New Medicare rules could decrease incentives for hospital overuse and curb visits to low-quality nursing homes. The same rules, however, could boost incentives for misuse of costly skilled-nursing care.
Under new accountable care rules, the CMS included the option for doctors to send patients directly to nursing homes for skilled-nursing care. The option—which waives the required three-day hospital visit before Medicare will pay for skilled-nursing care—instead requires patients go to nursing homes with at least three stars on Medicare's five-star quality scale.
Nursing home quality varies widely across the United States. The quality requirement would exclude roughly one-third of U.S. nursing homes that cared for 39% of nursing home residents and patients, according to data released last month by the Kaiser Family Foundation.
But it also removes what was long considered a check on overuse of skilled-nursing care, for which Medicare will pay more than typical nursing home visits. Roughly 90% of skilled-nursing facilities are also licensed as nursing homes.
The new waiver does not go into effect until 2017. It is also limited to Medicare's newest accountable care option, known as track three.
Track three will start in January alongside two existing tracks—including one that carries no financial risk for hospitals and doctors.

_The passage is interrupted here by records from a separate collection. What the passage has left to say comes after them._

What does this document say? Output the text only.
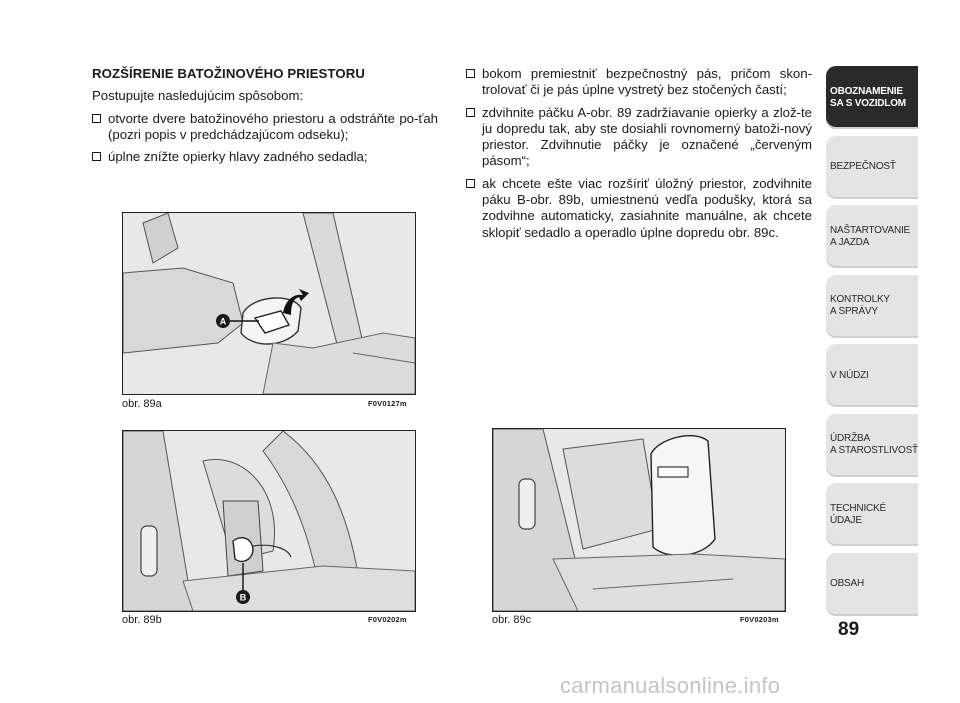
ROZŠÍRENIE BATOŽINOVÉHO PRIESTORU
Postupujte nasledujúcim spôsobom:
otvorte dvere batožinového priestoru a odstráňte po-ťah (pozri popis v predchádzajúcom odseku);
úplne znížte opierky hlavy zadného sedadla;
bokom premiestniť bezpečnostný pás, pričom skon-trolovať či je pás úplne vystretý bez stočených častí;
zdvihnite páčku A-obr. 89 zadržiavanie opierky a zlož-te ju dopredu tak, aby ste dosiahli rovnomerný batoži-nový priestor. Zdvihnutie páčky je označené „červeným pásom“;
ak chcete ešte viac rozšíriť úložný priestor, zodvihnite páku B-obr. 89b, umiestnenú vedľa podušky, ktorá sa zodvihne automaticky, zasiahnite manuálne, ak chcete sklopiť sedadlo a operadlo úplne dopredu obr. 89c.
A
obr. 89a	F0V0127m
B
obr. 89b	F0V0202m	obr. 89c	F0V0203m
OBOZNAMENIE
SA S VOZIDLOM
BEZPEČNOSŤ
NAŠTARTOVANIE
A JAZDA
KONTROLKY
A SPRÁVY
V NÚDZI
ÚDRŽBA
A STAROSTLIVOSŤ
TECHNICKÉ
ÚDAJE
OBSAH
89
carmanualsonline.info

Track three has the most financial risk and the greatest potential for reward, depending on how successfully hospitals and doctors in the ACO reduce medical spending and meet quality targets.
That risk is a key safeguard against overuse of skilled nursing, said those who urged the CMS to limit use of the waiver to ACOs with financial risk, including the Medicare Payment Advisory Commission. ACOS that don't slow spending must repay Medicare; that could discourage overuse of more-expensive skilled-nursing care even as skilled nursing is more accessible. (Medicare's managed-care plans also have risk for losses and can refer patients to skilled nursing without hospitalization.)
That risk, however, is also expected to dissuade many hospitals and doctors in accountable care organizations from track three.
Of the 220 Medicare ACOs with contracts that expire in December, an estimated 90% will renew and most will avoid track three, federal officials project.
Track three also lets ACOs know upfront which patients will be included in spending and quality performance scores. Other ACOs find out at the end of the year. The upfront notice is important for ACOs to ensure patients are eligible for skilled-nursing care without hospitalization, said Jeffrey Spight, president of Collaborative Health Services, the accountable care subsidiary for insurance company Universal American. Collaborative Health Services is a partner in 25 Medicare ACOs.
The nursing home industry and accountable care organizations urged the CMS to make the waiver available to all ACOs.
“It's an artificial barrier to you being able to get the patient to the best place for care the soonest,” said Dr. Paul Harkaway, senior vice president for clinical integration and accountable care at Trinity Health.
Trinity Health, the giant health system formed by the merger of Trinity Health and Catholic Health East, includes more than two dozen Medicare ACOs. Harkaway said he believes a waiver to skip a prior hospitalization before skilled-nursing admissions leaves doctors “unencumbered” to avoid hospitals, “the most expensive part of the system and perhaps the most dangerous.”
The waiver eliminates an incentive to admit patients to the hospital, consultants said. “Hopefully, what you can focus on is the appropriate treatment without artificial pressure from payment rules,” said Andrew Cohen, senior vice president at management consultant Kaufman, Hall & Associates.
Hospitals are expensive and sending patients directly to nursing homes “could be a major driver of savings,” said Rob Lazerow, a practice manager with the Advisory Board Co.'s healthcare program.
The American Health Care Association also urged the CMS to extend waivers to all ACOs, but it has criticized the CMS for using Medicare's star rating to determine participation. The star rating is not “an appropriate indicator of their ability to help an ACO achieve its goals under the waiver,” said James Michel, senior director for Medicare at the American Health Care Association, in a statement.
The CMS Innovation Center is also testing the waiver among a select group of ACOs that are at risk for losses. Some have developed “preferred” networks of nursing homes that have at least three-star ratings but also meet other quality indicators.
“The three-star rule is a starting place,” said Lazerow. “It's a floor.”
Without that flexibility to control costs and other changes, ACOs may find the alternatives to track three unsustainable, said Clif Gaus, president and CEO of the National Association of ACOs.
About 220 of Medicare's 405 ACOs must decide by this fall whether to renew for another three years. In the first year, 3 out of 4 of those roughly 200 ACOS failed to earn savings bonuses. One owed Medicare $4 million.